Wie wichtig ist eine, in jeder Beziehung, offene Gesellschaft für eine gute Startup-Kultur?
Lange: Viele Startups sind ja bekanntlich in Berlin angesiedelt. Im Mikrokosmos der Hauptstadt ist das ganze Startup-Thema ein Gesellschaftsthema, da ist ein guter Rahmen gegeben. Selbst klassische Wirtschaftszweige, wie die Banken und Immobilienbranche, haben sich total auf Startups eingestellt und arbeiten gut mit ihnen zusammen. Du findest zum Beispiel ein tolles Büro, auch wenn ein Unternehmen, was schon viel länger am Markt ist daran interessiert ist. Der Mikrokosmos Berlin ist also ein gutes Beispiel für den positiven Einfluss einer offenen Gesellschaft auf die Startup-Kultur. Mit den Erfolgsgeschichten der Startups kommt dann auch immer mehr Akzeptanz und Offenheit.
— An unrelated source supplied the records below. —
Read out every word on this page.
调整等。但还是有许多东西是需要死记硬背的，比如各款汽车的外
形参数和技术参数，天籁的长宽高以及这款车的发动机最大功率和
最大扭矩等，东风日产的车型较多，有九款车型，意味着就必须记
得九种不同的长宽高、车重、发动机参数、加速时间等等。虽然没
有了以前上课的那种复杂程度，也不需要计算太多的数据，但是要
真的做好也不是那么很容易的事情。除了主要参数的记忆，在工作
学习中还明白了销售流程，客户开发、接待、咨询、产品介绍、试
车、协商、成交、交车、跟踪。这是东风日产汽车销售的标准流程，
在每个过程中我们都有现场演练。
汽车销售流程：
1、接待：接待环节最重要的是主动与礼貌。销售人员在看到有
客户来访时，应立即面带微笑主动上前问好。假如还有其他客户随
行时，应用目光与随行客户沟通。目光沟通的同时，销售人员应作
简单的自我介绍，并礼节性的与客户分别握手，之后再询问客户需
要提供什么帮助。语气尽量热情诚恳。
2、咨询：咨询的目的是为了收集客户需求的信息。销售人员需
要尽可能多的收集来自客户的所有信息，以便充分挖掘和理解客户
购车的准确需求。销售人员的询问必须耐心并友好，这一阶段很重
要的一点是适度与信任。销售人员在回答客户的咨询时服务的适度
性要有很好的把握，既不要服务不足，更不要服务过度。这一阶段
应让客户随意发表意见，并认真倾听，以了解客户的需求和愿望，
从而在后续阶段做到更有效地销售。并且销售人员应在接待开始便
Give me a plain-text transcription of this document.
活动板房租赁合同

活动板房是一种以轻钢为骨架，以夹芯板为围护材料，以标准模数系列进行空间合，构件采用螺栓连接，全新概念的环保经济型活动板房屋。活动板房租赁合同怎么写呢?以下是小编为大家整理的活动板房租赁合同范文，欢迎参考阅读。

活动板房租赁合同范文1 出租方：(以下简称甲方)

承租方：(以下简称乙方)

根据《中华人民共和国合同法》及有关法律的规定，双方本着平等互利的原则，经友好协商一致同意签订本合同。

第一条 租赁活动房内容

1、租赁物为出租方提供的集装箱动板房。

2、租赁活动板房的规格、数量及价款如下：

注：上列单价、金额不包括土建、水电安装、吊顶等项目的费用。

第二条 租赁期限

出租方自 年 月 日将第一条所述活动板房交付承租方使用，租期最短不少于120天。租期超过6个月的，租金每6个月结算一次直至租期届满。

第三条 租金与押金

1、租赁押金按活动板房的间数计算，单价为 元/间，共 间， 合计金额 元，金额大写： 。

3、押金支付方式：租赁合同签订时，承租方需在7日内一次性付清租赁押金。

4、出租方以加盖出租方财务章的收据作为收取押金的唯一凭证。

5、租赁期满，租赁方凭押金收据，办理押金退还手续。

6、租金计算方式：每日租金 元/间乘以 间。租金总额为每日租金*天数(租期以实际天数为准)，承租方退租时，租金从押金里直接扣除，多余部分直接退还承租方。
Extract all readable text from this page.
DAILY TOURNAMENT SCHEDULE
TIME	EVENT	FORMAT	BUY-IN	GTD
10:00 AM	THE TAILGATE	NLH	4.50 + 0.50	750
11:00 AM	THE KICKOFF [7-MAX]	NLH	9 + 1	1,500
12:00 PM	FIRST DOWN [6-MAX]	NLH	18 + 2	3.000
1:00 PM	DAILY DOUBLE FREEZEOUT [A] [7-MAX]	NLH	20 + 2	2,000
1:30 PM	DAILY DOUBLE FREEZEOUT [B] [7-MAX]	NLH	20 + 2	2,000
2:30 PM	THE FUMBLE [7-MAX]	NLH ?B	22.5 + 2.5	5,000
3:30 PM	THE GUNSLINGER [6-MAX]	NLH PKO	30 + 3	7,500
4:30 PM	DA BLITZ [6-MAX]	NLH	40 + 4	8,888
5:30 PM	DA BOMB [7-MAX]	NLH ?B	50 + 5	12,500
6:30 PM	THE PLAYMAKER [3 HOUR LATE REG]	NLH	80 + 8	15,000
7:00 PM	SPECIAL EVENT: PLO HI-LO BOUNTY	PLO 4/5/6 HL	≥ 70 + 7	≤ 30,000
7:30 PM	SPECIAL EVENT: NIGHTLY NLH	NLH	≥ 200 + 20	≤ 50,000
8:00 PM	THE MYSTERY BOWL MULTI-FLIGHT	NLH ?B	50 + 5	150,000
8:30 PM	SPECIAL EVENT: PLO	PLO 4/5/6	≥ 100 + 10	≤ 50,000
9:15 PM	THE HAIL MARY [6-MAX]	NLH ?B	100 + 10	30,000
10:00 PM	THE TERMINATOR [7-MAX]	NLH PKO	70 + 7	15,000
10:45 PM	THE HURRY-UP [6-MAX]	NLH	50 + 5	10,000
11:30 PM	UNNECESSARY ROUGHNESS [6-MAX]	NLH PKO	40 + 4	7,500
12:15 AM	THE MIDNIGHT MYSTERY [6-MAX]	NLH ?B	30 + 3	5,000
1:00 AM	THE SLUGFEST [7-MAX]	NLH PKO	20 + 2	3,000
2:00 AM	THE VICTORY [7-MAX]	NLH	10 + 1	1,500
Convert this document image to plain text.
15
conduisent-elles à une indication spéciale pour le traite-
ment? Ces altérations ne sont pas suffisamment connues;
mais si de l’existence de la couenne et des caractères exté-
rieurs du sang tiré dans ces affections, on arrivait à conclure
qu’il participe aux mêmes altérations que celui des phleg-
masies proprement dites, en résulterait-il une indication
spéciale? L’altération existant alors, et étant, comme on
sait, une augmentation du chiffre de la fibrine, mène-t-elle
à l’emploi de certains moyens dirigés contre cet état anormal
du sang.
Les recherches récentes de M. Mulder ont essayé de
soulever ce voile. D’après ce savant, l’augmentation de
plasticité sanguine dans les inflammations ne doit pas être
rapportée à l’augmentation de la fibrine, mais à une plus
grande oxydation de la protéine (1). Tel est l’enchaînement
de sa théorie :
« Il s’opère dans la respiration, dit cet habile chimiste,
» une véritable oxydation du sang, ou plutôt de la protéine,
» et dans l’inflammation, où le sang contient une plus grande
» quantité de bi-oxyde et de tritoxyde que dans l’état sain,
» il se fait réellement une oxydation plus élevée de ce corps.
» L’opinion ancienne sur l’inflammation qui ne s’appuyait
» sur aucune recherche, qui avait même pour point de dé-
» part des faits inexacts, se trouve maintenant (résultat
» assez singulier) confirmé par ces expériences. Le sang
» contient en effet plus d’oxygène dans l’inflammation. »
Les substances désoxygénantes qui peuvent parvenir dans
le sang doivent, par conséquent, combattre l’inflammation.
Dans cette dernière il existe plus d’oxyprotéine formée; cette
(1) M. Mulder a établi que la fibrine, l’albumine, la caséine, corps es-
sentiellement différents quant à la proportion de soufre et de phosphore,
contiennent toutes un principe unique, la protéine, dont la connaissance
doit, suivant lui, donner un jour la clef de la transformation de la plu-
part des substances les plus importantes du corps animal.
Sommer: Ganz klar. Eine offene Gesellschaft ist total wichtig. Das sieht man ja auch an den Erfolgsgeschichten aus den USA. Man muss sich da mal anschauen, wie viele der Gründer aus Einwandererfamilien stammen. Gesellschaft muss verschiedene Menschen und auch Fehler dieser akzeptieren, dann legt sie ein gutes Fundament für Gründer.

Liebe Frau Sommer, liebe Frau Lange, vielen Dank für dieses interessante Gespräch!

Aussagen des Autors und des Interviewpartners geben nicht unbedingt die Meinung der Redaktion und des Verlags wieder.